Waterloo: Firebrand Republican Representative Michele Bachmann on Monday formally launched a bid for the White House, warning the United States "cannot afford four more years" of President Barack Obama.

"America is at a crucial moment," Bachmann, a darling of the archconservative "Tea Party" movement and of Christian conservatives, declared in a speech to some 200 cheering supporters in the key heartland state of Iowa.

"We can't afford four more years of failed leadership here at home and abroad," said the outspoken Iowa-born lawmaker from Minnesota. "We cannot afford four more years of Barack Obama."

Bachmann, 55, pointed to the swelling US national debt, soaring gasoline prices, waves of home foreclosures, historically high unemployment, and took aim at Obama's signature health law, a magnet for conservative voter anger.

"We can't afford the unconstitutional health care law that costs so much and delivers so little," said Bachmann, a prodigious political fundraiser who at times has raised eyebrows with superheated rhetoric and verbal missteps.

"We can't afford four more years of millions of Americans who are out of work," she said to voters in Iowa, home to a first-in-the-nation caucus that shapes the Republican presidential field.

"And we can't afford four more years of a foreign policy with a president who leads from behind and who doesn't stand up for our friends like Israel, and who and who too often fails to stand against our enemies," said Bachmann.

She was to tour Iowa, New Hampshire and South Carolina, important states in the Republican presidential nomination fight, bolstered by a weekend poll showing her virtually tied in Iowa with frontrunner Mitt Romney.

Bachmann garnered 22 percent support among likely caucus participants compared to the former Massachusetts governor's 23 percent, according to the poll organized by the Des Moines Register newspaper.

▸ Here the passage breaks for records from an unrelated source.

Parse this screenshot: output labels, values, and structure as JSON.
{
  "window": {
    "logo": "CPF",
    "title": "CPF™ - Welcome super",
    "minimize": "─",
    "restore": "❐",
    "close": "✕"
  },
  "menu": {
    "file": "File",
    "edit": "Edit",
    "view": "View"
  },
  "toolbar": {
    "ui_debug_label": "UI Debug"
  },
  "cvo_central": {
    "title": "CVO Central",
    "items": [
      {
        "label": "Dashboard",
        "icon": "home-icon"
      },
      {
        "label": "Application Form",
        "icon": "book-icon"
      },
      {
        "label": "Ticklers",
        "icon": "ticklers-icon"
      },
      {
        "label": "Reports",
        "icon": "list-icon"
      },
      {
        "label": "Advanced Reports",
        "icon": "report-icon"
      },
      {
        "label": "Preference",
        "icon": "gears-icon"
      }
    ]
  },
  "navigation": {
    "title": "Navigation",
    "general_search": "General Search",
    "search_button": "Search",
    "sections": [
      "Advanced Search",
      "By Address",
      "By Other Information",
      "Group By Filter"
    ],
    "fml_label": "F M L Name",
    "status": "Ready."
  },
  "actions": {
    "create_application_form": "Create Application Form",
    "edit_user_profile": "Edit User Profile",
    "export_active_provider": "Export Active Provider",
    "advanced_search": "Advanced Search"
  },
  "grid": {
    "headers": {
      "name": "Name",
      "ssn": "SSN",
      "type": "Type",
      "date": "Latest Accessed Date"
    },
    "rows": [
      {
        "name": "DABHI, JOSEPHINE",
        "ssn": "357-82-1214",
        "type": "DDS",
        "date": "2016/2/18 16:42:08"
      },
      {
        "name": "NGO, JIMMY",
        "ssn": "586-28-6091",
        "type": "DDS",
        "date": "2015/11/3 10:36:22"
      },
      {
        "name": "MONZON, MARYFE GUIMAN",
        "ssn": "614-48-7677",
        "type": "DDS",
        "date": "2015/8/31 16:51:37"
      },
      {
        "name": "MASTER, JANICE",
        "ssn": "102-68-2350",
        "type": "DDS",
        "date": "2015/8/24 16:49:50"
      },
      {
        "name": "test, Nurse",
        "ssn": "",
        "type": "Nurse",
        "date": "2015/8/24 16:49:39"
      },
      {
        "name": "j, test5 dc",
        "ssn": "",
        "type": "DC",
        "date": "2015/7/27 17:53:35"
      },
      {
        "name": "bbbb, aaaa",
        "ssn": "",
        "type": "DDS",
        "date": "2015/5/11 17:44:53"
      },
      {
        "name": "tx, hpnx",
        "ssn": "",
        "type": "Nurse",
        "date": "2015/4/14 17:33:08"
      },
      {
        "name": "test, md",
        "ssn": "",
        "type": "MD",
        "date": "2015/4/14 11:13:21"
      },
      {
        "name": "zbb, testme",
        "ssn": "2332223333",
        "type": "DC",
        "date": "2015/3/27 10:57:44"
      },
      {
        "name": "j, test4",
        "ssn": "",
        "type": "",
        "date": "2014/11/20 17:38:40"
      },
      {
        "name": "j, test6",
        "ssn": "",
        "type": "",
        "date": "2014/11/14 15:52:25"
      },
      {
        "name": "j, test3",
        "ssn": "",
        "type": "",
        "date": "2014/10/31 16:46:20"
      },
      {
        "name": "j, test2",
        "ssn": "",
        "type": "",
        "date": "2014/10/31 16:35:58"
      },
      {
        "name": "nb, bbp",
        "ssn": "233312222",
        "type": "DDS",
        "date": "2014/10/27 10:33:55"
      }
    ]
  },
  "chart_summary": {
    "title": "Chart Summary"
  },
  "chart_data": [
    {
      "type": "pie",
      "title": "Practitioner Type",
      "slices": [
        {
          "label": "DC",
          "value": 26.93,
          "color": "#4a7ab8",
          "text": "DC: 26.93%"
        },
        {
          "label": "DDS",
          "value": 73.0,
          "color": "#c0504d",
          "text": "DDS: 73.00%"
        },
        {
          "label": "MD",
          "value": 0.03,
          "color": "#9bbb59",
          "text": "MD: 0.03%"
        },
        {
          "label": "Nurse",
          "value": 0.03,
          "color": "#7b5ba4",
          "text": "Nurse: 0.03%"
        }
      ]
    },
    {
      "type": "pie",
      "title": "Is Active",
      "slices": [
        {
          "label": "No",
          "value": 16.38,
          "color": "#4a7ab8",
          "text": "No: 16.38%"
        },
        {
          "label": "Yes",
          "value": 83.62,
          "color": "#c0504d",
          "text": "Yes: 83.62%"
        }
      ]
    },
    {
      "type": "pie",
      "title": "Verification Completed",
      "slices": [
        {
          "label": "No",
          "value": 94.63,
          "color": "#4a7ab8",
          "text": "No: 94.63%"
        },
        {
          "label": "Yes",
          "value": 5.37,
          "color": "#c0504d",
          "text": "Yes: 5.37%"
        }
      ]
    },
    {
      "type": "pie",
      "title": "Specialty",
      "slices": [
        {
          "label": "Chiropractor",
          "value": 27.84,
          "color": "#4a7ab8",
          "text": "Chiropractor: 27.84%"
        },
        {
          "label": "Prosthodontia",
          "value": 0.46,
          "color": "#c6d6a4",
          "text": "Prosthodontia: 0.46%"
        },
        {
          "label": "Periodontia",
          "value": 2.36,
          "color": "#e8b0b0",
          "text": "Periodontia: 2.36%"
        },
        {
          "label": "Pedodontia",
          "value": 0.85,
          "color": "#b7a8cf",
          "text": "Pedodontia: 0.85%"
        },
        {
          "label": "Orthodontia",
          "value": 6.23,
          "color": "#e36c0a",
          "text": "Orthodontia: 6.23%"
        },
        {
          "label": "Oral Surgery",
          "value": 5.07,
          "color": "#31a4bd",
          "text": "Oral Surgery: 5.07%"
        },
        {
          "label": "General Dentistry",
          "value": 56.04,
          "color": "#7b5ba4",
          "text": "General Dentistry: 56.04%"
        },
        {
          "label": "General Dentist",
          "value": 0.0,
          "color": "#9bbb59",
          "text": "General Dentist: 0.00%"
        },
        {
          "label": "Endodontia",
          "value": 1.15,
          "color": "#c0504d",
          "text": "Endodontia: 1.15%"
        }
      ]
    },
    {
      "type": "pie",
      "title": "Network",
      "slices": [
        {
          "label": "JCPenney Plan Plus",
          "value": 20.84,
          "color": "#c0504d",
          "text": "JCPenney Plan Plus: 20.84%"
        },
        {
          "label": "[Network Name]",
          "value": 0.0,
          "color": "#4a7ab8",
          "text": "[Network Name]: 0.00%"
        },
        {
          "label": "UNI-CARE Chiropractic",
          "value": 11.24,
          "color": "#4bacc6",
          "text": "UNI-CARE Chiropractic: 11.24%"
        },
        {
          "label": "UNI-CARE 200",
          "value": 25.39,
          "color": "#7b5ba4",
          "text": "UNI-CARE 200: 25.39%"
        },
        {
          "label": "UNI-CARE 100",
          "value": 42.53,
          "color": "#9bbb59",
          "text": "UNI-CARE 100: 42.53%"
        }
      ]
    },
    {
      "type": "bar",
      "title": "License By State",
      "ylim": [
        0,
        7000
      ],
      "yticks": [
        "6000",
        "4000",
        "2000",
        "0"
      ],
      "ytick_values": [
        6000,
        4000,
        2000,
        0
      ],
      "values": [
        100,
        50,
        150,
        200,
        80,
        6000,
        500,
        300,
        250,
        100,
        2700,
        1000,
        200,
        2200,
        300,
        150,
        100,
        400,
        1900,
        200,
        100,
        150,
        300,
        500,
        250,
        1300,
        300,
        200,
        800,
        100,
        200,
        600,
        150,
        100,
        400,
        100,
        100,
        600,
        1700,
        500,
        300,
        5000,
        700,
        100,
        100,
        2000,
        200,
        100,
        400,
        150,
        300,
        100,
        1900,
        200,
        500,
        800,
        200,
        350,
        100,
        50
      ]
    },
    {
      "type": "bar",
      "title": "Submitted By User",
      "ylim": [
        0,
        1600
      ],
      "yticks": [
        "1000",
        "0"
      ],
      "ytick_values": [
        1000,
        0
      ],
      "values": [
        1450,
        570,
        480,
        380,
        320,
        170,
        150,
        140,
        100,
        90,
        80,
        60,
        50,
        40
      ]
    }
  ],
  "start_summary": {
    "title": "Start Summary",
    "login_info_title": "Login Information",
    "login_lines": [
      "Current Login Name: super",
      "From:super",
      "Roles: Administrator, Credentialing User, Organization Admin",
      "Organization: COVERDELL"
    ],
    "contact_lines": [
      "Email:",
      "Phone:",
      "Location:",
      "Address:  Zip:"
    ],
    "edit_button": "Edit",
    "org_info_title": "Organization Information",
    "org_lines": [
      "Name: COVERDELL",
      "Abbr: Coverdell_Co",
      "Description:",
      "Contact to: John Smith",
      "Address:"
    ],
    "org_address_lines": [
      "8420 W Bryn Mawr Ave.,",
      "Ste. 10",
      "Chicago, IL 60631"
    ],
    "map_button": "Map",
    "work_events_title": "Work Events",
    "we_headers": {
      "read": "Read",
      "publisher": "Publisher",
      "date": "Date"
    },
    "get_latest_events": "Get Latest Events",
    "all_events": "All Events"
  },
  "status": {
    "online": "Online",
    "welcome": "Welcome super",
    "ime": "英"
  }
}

Bachmann, the only woman officially in the presidential race thus far, won solid reviews for her performance in a recent Republican debate and has brought on Republican campaign veterans to steer her presidential run.

But Republican insiders and independent analysts question whether her take-no-prisoners rhetorical style and fiercely conservative stances on social issues can win over the independent voters thought to decide US elections.

"She will have a hard time expanding her base," according to John Pitney, a political scientist at Claremont McKenna College.

"Much of the party establishment thinks that she is unelectable. Over time, however, she might change that perception if polls show that she is competitive with President Obama," said Pitney.

"I like her what I heard," gushed supporter Becky Bostwick, who attended the announcement rally with her five children.

"I feel she is rational, she's smart, and she's competent to get us out of here. Some hard decisions have to be made," Bostwick said.

One potential rival, Tea Party superstar and 2008 Republican vice presidential nominee Sarah Palin, has kept people guessing on a possible presidential run.

In her absence, Bachmann hopes to sew up the sizeable support of the party's conservative wing.

Bachmann has a history of blunt, fiery, or inaccurate comments that have drawn unflattering media scrutiny, including the suggestion that some of her colleagues in the House of Representatives were "anti-America."

She has also dismissed scientists' warnings about climate change, and recently blundered by saying the opening shots of the American revolution were fired in New Hampshire instead of Massachusetts.